MIAMI BEACH, FL. An employee at Abbale Telavivian Kitchen on Commerce Street was not reporting symptoms of illness, according to state inspection records from June 3, a violation that inspectors classify as an outbreak enabler and one of the most direct pathways for a food worker to trigger a multi-victim illness event.
That was one of seven high-severity violations documented at the Miami Beach restaurant during the inspection. The facility was not closed.
What Inspectors Found
Beyond the illness-reporting failure, inspectors cited two separate handwashing violations on the same visit. The first was that food employees were not washing their hands adequately. The second was that even when handwashing attempts were made, the technique was wrong.
Both violations on the same inspection report is significant. It means the problem is not a single employee skipping a step, but a systemic breakdown in one of the most basic food safety practices in any kitchen.
Inspectors also documented food from an unapproved or unknown source, food contact surfaces that were not properly cleaned or sanitized, and an improper use of time as a public health control, meaning food was being held in the temperature danger zone without the required tracking that substitutes for refrigeration.
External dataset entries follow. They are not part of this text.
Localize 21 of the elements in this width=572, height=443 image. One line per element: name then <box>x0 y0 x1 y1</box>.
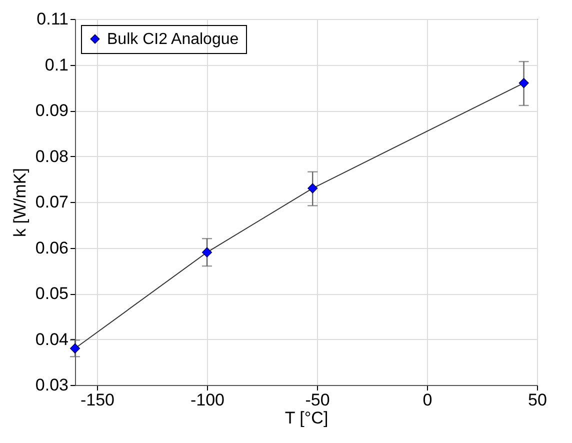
x-tick-label: -50 <box>305 390 330 410</box>
y-tick-label: 0.06 <box>35 238 68 258</box>
x-tick-label: 0 <box>422 390 432 410</box>
y-tick-label: 0.05 <box>35 284 68 303</box>
y-tick-label: 0.11 <box>36 10 68 28</box>
y-tick-label: 0.08 <box>35 146 68 166</box>
y-tick-label: 0.03 <box>35 376 68 394</box>
y-tick-label: 0.09 <box>35 101 68 120</box>
y-tick-label: 0.1 <box>44 55 68 74</box>
y-axis-title: k [W/mK] <box>10 168 30 237</box>
point <box>70 343 80 354</box>
x-tick-label: -150 <box>80 390 115 410</box>
y-tick-label: 0.07 <box>35 192 68 212</box>
x-tick-label: -100 <box>190 390 225 410</box>
point <box>308 183 318 194</box>
point <box>518 78 529 88</box>
x-tick-label: 50 <box>528 390 547 410</box>
x-axis-title: T [°C] <box>284 408 328 428</box>
y-tick-label: 0.04 <box>35 330 68 349</box>
legend-label: Bulk CI2 Analogue <box>107 31 239 48</box>
point <box>202 247 212 258</box>
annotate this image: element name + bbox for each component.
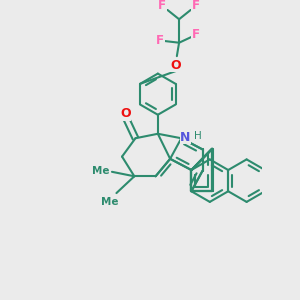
Text: F: F — [156, 34, 164, 47]
Text: Me: Me — [92, 166, 110, 176]
Text: O: O — [170, 58, 181, 72]
Text: N: N — [180, 130, 190, 144]
Text: H: H — [194, 131, 201, 142]
Text: O: O — [120, 107, 131, 120]
Text: Me: Me — [101, 196, 118, 207]
Text: F: F — [192, 28, 200, 41]
Text: F: F — [158, 0, 166, 12]
Text: F: F — [192, 0, 200, 12]
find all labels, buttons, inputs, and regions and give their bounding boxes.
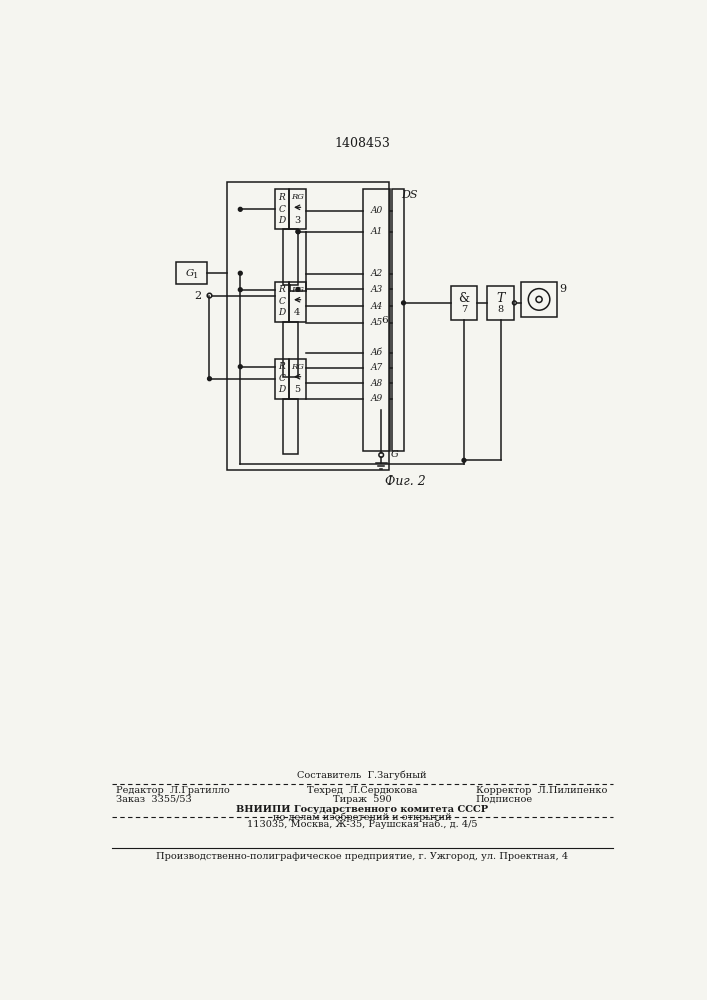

A consumer advisory for raw or undercooked foods was missing entirely.
Two intermediate violations rounded out the report: multi-use utensils not properly cleaned, and inadequate or improperly maintained toilet facilities.
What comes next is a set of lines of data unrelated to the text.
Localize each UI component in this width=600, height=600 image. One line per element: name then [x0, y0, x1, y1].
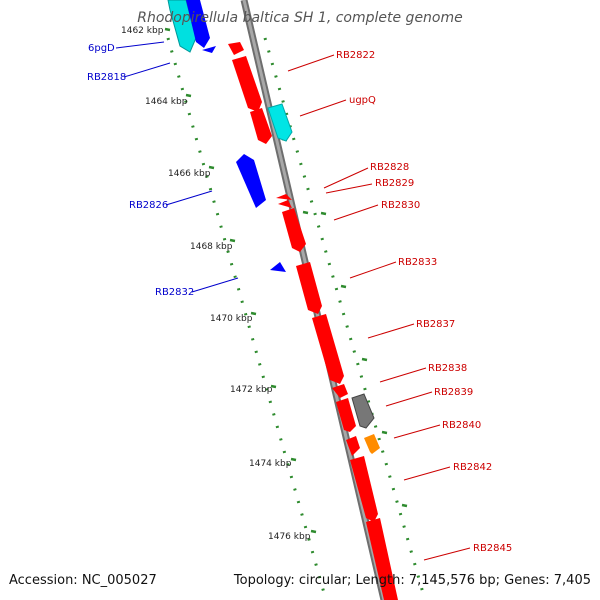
- gene-label[interactable]: ugpQ: [349, 95, 376, 106]
- left-label-leaders: [115, 41, 239, 293]
- tick-mark: [270, 384, 277, 389]
- tick-mark: [310, 529, 317, 534]
- gene-arrow-small-blue[interactable]: [202, 46, 216, 53]
- scale-label: 1470 kbp: [210, 314, 253, 324]
- tick-mark: [320, 211, 327, 216]
- tick-mark: [185, 93, 192, 98]
- tick-mark: [361, 357, 368, 362]
- scale-labels: 1462 kbp 1464 kbp 1466 kbp 1468 kbp 1470…: [121, 26, 311, 542]
- gene-arrow-cyan[interactable]: [267, 103, 293, 142]
- tick-mark: [302, 210, 309, 215]
- gene-arrow-grey[interactable]: [351, 393, 375, 429]
- tick-mark: [381, 430, 388, 435]
- gene-label[interactable]: RB2842: [453, 462, 492, 473]
- summary-label: Topology: circular; Length: 7,145,576 bp…: [233, 573, 591, 588]
- gene-label[interactable]: RB2832: [155, 287, 194, 298]
- tick-mark: [401, 503, 408, 508]
- gene-label[interactable]: RB2845: [473, 543, 512, 554]
- gene-arrow-red[interactable]: [228, 42, 244, 55]
- gene-arrow-red[interactable]: [278, 200, 292, 208]
- gene-arrow-red[interactable]: [276, 194, 292, 200]
- gene-arrow-orange[interactable]: [364, 434, 380, 454]
- gene-label[interactable]: RB2828: [370, 162, 409, 173]
- tick-mark: [164, 27, 171, 32]
- gene-arrow-red[interactable]: [250, 108, 272, 144]
- gene-arrow-red[interactable]: [296, 262, 322, 314]
- gene-arrow-red[interactable]: [366, 518, 398, 600]
- gene-arrow-red[interactable]: [312, 314, 344, 384]
- gene-arrow-blue[interactable]: [186, 0, 210, 48]
- scale-label: 1472 kbp: [230, 385, 273, 395]
- scale-label: 1466 kbp: [168, 169, 211, 179]
- map-title: Rhodopirellula baltica SH 1, complete ge…: [137, 10, 463, 26]
- gene-label[interactable]: RB2826: [129, 200, 168, 211]
- scale-label: 1462 kbp: [121, 26, 164, 36]
- gene-arrow-red[interactable]: [282, 208, 306, 252]
- gene-label[interactable]: 6pgD: [88, 43, 115, 54]
- tick-mark: [340, 284, 347, 289]
- gene-label[interactable]: RB2830: [381, 200, 420, 211]
- gene-arrow-red[interactable]: [332, 384, 348, 398]
- right-label-leaders: [287, 54, 471, 561]
- tick-mark: [229, 238, 236, 243]
- left-gene-labels: 6pgD RB2818 RB2826 RB2832: [87, 43, 194, 298]
- tick-mark: [208, 165, 215, 170]
- gene-label[interactable]: RB2840: [442, 420, 481, 431]
- gene-label[interactable]: RB2837: [416, 319, 455, 330]
- scale-label: 1464 kbp: [145, 97, 188, 107]
- scale-label: 1474 kbp: [249, 459, 292, 469]
- scale-label: 1468 kbp: [190, 242, 233, 252]
- right-gene-labels: RB2822 ugpQ RB2828 RB2829 RB2830 RB2833 …: [336, 50, 512, 554]
- scale-label: 1476 kbp: [268, 532, 311, 542]
- gene-arrow-red[interactable]: [336, 398, 356, 432]
- gene-label[interactable]: RB2822: [336, 50, 375, 61]
- tick-mark: [250, 311, 257, 316]
- gene-label[interactable]: RB2829: [375, 178, 414, 189]
- gene-label[interactable]: RB2833: [398, 257, 437, 268]
- gene-arrow-blue[interactable]: [236, 154, 266, 208]
- gene-arrow-red[interactable]: [350, 456, 378, 522]
- gene-arrow-blue[interactable]: [270, 262, 286, 272]
- gene-arrow-cyan[interactable]: [167, 0, 197, 53]
- gene-arrow-red[interactable]: [232, 56, 262, 112]
- accession-label: Accession: NC_005027: [9, 573, 157, 588]
- gene-label[interactable]: RB2818: [87, 72, 126, 83]
- tick-mark: [290, 457, 297, 462]
- gene-label[interactable]: RB2838: [428, 363, 467, 374]
- gene-label[interactable]: RB2839: [434, 387, 473, 398]
- gene-arrow-red[interactable]: [346, 436, 360, 456]
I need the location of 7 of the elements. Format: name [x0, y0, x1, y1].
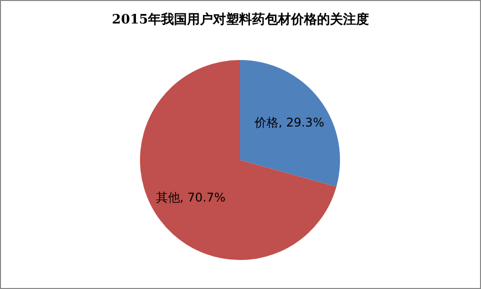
data-label: , 29.3%: [278, 115, 324, 130]
pie-slice: [240, 60, 340, 187]
pie-slice: [140, 60, 336, 260]
slice-label: 价格: [253, 115, 278, 130]
data-label: , 70.7%: [180, 190, 226, 205]
chart-title: 2015年我国用户对塑料药包材价格的关注度: [112, 12, 370, 28]
slice-label: 其他: [156, 190, 180, 205]
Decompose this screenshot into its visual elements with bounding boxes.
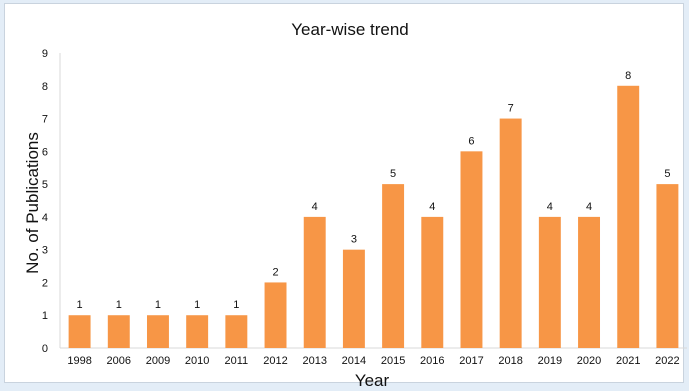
x-tick-label: 2018 bbox=[498, 355, 522, 367]
chart-title: Year-wise trend bbox=[291, 20, 409, 39]
data-label: 6 bbox=[468, 135, 474, 147]
bar bbox=[107, 315, 130, 348]
x-tick-label: 2013 bbox=[302, 355, 326, 367]
y-tick-label: 7 bbox=[42, 114, 48, 126]
bar bbox=[303, 216, 326, 348]
y-tick-label: 3 bbox=[42, 245, 48, 257]
bar bbox=[146, 315, 169, 348]
bar bbox=[264, 282, 287, 348]
data-label: 4 bbox=[547, 201, 553, 213]
data-label: 7 bbox=[508, 103, 514, 115]
bar bbox=[225, 315, 248, 348]
x-tick-label: 2020 bbox=[577, 355, 601, 367]
x-tick-label: 2014 bbox=[342, 355, 366, 367]
data-label: 3 bbox=[351, 234, 357, 246]
data-label: 4 bbox=[429, 201, 435, 213]
bar bbox=[186, 315, 209, 348]
y-tick-label: 5 bbox=[42, 179, 48, 191]
x-tick-label: 1998 bbox=[67, 355, 91, 367]
chart-frame: Year-wise trend Year No. of Publications… bbox=[4, 3, 687, 390]
y-tick-label: 6 bbox=[42, 146, 48, 158]
data-label: 1 bbox=[233, 299, 239, 311]
x-tick-label: 2015 bbox=[381, 355, 405, 367]
data-label: 2 bbox=[272, 266, 278, 278]
x-tick-label: 2011 bbox=[225, 355, 249, 367]
data-label: 4 bbox=[312, 201, 318, 213]
data-label: 5 bbox=[390, 168, 396, 180]
bar bbox=[382, 184, 405, 348]
bar bbox=[617, 85, 640, 349]
y-tick-label: 4 bbox=[42, 212, 48, 224]
x-tick-label: 2022 bbox=[655, 355, 679, 367]
bar bbox=[538, 216, 561, 348]
y-tick-label: 2 bbox=[42, 277, 48, 289]
x-tick-label: 2010 bbox=[185, 355, 209, 367]
bar bbox=[499, 118, 522, 348]
bar bbox=[68, 315, 91, 348]
y-tick-label: 8 bbox=[42, 81, 48, 93]
data-label: 1 bbox=[77, 299, 83, 311]
y-tick-label: 0 bbox=[42, 343, 48, 355]
x-tick-label: 2021 bbox=[616, 355, 640, 367]
x-axis-label: Year bbox=[355, 371, 390, 390]
bar bbox=[460, 151, 483, 348]
x-tick-label: 2019 bbox=[538, 355, 562, 367]
bar bbox=[421, 216, 444, 348]
x-tick-label: 2017 bbox=[459, 355, 483, 367]
data-label: 1 bbox=[116, 299, 122, 311]
data-label: 4 bbox=[586, 201, 592, 213]
y-tick-label: 9 bbox=[42, 48, 48, 60]
x-tick-label: 2016 bbox=[420, 355, 444, 367]
bar-chart: Year-wise trend Year No. of Publications… bbox=[23, 20, 687, 390]
data-label: 1 bbox=[155, 299, 161, 311]
data-label: 8 bbox=[625, 70, 631, 82]
y-axis-label: No. of Publications bbox=[23, 132, 42, 274]
y-tick-label: 1 bbox=[42, 310, 48, 322]
x-tick-label: 2006 bbox=[107, 355, 131, 367]
data-label: 5 bbox=[664, 168, 670, 180]
bar bbox=[342, 249, 365, 348]
data-label: 1 bbox=[194, 299, 200, 311]
x-tick-label: 2009 bbox=[146, 355, 170, 367]
plot-area: 0 1 2 3 4 5 6 7 8 9 1 1998 1 2006 1 2009 1 2010 1 2011 2 2012… bbox=[42, 48, 687, 367]
bar bbox=[578, 216, 601, 348]
bar bbox=[656, 184, 679, 348]
x-tick-label: 2012 bbox=[263, 355, 287, 367]
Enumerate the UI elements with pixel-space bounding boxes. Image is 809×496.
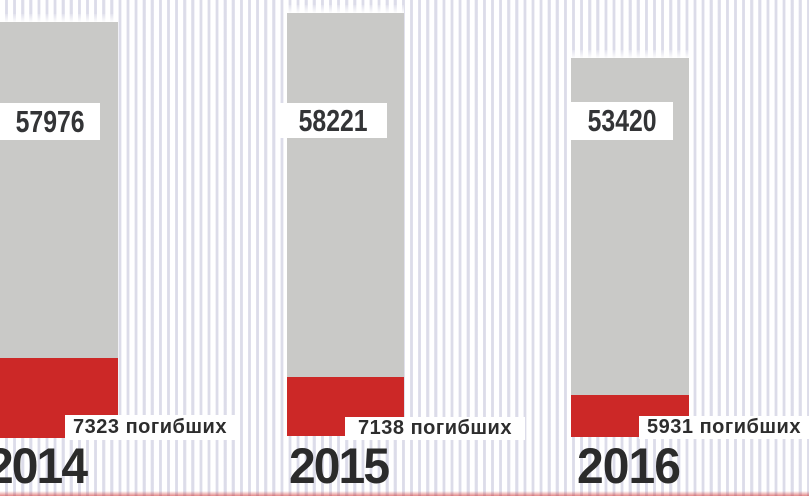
total-value-label: 58221 — [299, 102, 368, 138]
cropped-red-band-bottom — [0, 491, 809, 496]
deaths-value-box-2014: 7323 погибших — [65, 415, 235, 440]
bar-top-glow — [571, 50, 689, 58]
total-bar-segment-2015 — [287, 13, 404, 377]
total-value-box-2014: 57976 — [0, 103, 100, 140]
year-label-2016: 2016 — [577, 438, 681, 494]
deaths-value-box-2016: 5931 погибших — [639, 416, 809, 439]
total-value-label: 57976 — [15, 103, 85, 139]
total-bar-segment-2014 — [0, 22, 118, 358]
deaths-value-label: 7323 погибших — [73, 416, 227, 438]
year-label-2015: 2015 — [289, 438, 390, 494]
deaths-value-box-2015: 7138 погибших — [345, 417, 525, 440]
year-label-2014: 2014 — [0, 438, 88, 494]
deaths-value-label: 5931 погибших — [647, 416, 801, 438]
total-value-box-2015: 58221 — [280, 103, 387, 138]
total-value-label: 53420 — [587, 103, 657, 138]
deaths-value-label: 7138 погибших — [358, 417, 512, 439]
total-value-box-2016: 53420 — [571, 102, 673, 140]
bar-top-glow — [287, 5, 404, 13]
bar-top-glow — [0, 14, 118, 22]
What These Violations Mean
The illness-reporting violation is the one that carries the most immediate public risk. When a food worker with norovirus, salmonella, or hepatitis A continues working without reporting symptoms, every dish that person touches becomes a potential transmission vehicle. Norovirus in particular can survive on surfaces for days and requires as few as 18 viral particles to cause infection. A single sick employee in a kitchen can expose dozens of customers before anyone realizes what is happening.
The two handwashing violations compound that risk directly. Inspectors noted both that employees were not washing hands adequately and that the technique being used was wrong. Improper handwashing technique leaves pathogens on hands even after a washing attempt, meaning the act of handwashing itself provided false assurance. Combined with an employee not reporting illness, these three violations together describe a kitchen where contamination could move from a sick worker to a customer's plate without any of the standard barriers stopping it.
The food from an unapproved source violation carries a different kind of danger. When food enters a restaurant outside the regulated supply chain, there is no traceability. If a customer gets sick, investigators cannot identify the source lot, cannot determine how many other restaurants received the same product, and cannot issue a recall. Listeria and Salmonella contamination in uninspected food sources are the violations that tend to produce the hardest-to-contain outbreaks.
The missing consumer advisory matters specifically for elderly customers, pregnant women, people with compromised immune systems, and young children. Abbale is a Tel Aviv-style kitchen, a cuisine that frequently features raw or lightly prepared fish, cured items, and dishes where undercooked proteins are common. Without the required advisory, those customers have no way to make an informed choice about what they are ordering.
The Longer Record
The June 3 inspection was not an anomaly. State records show 18 inspections on record for the Commerce Street location, with 138 total violations documented across that history.
The pattern is consistent and steep. The seven most recent inspection cycles all produced multiple high-severity violations. The November 2024 inspection yielded seven high-severity violations and two intermediate, a count identical to the June 2026 report. The September 2023 inspection also produced seven high-severity violations. The June 2024 inspection documented six high-severity violations and three intermediate.
There have been no emergency closures in Abbale's inspection history. That means every time inspectors found violations at this level, the restaurant continued serving customers.
Two inspections were conducted on the same day, July 24, 2025, producing a combined six high-severity violations and one intermediate between them. A follow-up visit on the same day suggests inspectors returned to verify corrections, but the record still shows high-severity findings on both reports from that date.
Open for Business
Florida's emergency closure authority is triggered when an inspector determines that an imminent hazard to public health exists and cannot be immediately corrected on-site. Seven high-severity violations, including an employee not reporting illness symptoms, inadequate handwashing, food from an unapproved source, and improperly sanitized food contact surfaces, did not meet that threshold on June 3.
Abbale Telavivian Kitchen remained open after the inspection.